A Kentucky woman Friday filed an emergency class-action lawsuit, asking a Jefferson County judge to allow her to terminate her pregnancy. It’s the first lawsuit of its kind in Kentucky since the state banned nearly all abortions in 2022 and one of the only times nationwide since before Roe v. Wade in 1973 that an adult woman has asked a court to intervene on her behalf and allow her to get an abortion.
Enshrining it is fine. But taking a weak stance to link it to an amendment that never had it in mind, well, opens you up for its interpretation to get overturned.
Seriously! Remember how when they wrote the 2nd ammendmen, they absolutely had modern firearms in mind, right?

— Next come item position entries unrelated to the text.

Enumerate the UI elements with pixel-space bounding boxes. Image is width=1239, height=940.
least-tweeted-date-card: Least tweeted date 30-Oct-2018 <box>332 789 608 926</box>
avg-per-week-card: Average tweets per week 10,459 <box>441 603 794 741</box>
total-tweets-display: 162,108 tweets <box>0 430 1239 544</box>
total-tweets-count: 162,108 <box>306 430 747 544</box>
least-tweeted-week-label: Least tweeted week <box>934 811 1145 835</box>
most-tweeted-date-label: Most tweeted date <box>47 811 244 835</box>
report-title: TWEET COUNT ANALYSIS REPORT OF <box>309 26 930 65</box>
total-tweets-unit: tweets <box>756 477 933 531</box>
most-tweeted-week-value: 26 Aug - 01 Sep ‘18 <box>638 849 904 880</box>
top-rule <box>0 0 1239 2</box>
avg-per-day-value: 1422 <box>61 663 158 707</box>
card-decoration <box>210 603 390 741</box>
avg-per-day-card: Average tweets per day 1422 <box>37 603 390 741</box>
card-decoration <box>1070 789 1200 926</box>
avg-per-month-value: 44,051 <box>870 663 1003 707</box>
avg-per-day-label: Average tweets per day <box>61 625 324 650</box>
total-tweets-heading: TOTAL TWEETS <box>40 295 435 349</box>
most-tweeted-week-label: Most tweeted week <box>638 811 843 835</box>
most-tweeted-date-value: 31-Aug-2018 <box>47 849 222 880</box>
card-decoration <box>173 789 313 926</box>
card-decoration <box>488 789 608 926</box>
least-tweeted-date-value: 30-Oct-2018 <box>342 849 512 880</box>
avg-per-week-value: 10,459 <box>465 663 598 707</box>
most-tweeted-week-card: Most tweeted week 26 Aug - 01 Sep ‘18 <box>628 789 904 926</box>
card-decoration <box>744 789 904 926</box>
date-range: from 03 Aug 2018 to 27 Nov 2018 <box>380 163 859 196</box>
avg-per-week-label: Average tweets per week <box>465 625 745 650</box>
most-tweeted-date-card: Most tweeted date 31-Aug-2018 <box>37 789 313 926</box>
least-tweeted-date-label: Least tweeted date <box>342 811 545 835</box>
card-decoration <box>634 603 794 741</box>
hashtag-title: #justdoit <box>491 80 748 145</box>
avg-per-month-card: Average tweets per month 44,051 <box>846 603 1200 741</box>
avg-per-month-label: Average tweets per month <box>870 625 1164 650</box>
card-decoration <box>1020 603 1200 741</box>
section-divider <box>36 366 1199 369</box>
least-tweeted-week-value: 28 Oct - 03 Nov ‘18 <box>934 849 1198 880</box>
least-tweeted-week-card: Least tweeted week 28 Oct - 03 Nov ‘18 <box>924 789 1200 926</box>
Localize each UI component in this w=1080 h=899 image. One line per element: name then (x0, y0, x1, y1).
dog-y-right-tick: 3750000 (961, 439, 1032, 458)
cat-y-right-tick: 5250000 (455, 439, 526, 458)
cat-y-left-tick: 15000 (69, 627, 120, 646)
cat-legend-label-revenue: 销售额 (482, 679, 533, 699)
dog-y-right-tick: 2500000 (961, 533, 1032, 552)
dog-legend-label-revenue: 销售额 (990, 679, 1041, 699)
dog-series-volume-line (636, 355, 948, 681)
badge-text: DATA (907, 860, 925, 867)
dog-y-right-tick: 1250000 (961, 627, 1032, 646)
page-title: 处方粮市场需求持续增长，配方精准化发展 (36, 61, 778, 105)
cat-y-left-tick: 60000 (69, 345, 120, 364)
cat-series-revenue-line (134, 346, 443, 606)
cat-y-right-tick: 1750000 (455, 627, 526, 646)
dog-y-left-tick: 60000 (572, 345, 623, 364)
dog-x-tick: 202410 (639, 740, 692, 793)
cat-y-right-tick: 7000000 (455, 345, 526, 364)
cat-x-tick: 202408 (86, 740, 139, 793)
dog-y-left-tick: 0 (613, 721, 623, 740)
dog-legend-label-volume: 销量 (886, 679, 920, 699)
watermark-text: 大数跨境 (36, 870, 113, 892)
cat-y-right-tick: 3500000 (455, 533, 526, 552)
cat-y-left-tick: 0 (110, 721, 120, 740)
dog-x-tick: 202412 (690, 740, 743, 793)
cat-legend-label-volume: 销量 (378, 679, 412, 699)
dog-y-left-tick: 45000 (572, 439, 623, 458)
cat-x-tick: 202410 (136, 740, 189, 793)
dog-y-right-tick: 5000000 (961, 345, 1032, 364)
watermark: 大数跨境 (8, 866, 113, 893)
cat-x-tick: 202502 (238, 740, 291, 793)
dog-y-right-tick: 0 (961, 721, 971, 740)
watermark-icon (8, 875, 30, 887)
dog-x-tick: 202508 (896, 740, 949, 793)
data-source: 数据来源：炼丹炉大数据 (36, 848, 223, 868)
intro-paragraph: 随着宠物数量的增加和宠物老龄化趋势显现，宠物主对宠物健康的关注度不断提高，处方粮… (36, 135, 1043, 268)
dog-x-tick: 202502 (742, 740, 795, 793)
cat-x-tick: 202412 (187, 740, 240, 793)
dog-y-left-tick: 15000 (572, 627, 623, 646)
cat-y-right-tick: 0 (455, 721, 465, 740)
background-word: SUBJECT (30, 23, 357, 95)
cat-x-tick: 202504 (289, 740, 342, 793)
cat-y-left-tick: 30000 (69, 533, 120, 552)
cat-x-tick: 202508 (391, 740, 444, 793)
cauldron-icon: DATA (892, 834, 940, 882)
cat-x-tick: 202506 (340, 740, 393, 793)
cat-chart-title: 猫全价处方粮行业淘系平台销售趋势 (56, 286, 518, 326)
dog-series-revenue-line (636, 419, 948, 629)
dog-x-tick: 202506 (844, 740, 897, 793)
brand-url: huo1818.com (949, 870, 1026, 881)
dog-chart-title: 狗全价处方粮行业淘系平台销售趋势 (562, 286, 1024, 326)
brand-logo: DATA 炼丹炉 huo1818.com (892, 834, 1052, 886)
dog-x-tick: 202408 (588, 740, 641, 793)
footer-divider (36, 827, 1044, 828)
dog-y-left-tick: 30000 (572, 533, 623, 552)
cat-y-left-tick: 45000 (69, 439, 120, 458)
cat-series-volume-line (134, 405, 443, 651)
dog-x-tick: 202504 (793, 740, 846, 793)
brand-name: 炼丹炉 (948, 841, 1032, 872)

How is bodily autonomy a “weak stance”?
It’s not weak. Originalism is weak. It basically asserts that the constitution and all amendments must have been written by psychics who could predict every situation that would arise in the future, forever.
Of course things written decades or centuries ago couldn’t predict what’s relevant today or five decades from now, so of course they should be open to interpretation as the needs of society change. It’s the difference between following the spirit or the letter of the law, and it’s why most laws aren’t merely prescriptive, but outline motivations and goals.
Not really. The constitution is a living document and was meant to grow with the times.
The problem is that it’s next to impossible to add amendments to the constitution now due to how divided the nation is. This means that in order for abortion to receive protection under the constitution, it would need to be tied to an existing amendment that was not drafted with abortion in mind.
That’s why it’s so crucial to make arguments like “abortion is bodily autonomy” rather than “abortion is a guaranteed right under the xth amendment.”
You are contradicting yourself all over the place in these comments.
Okay.
They were arguing against the term “originalist”. Guess you missed that bit.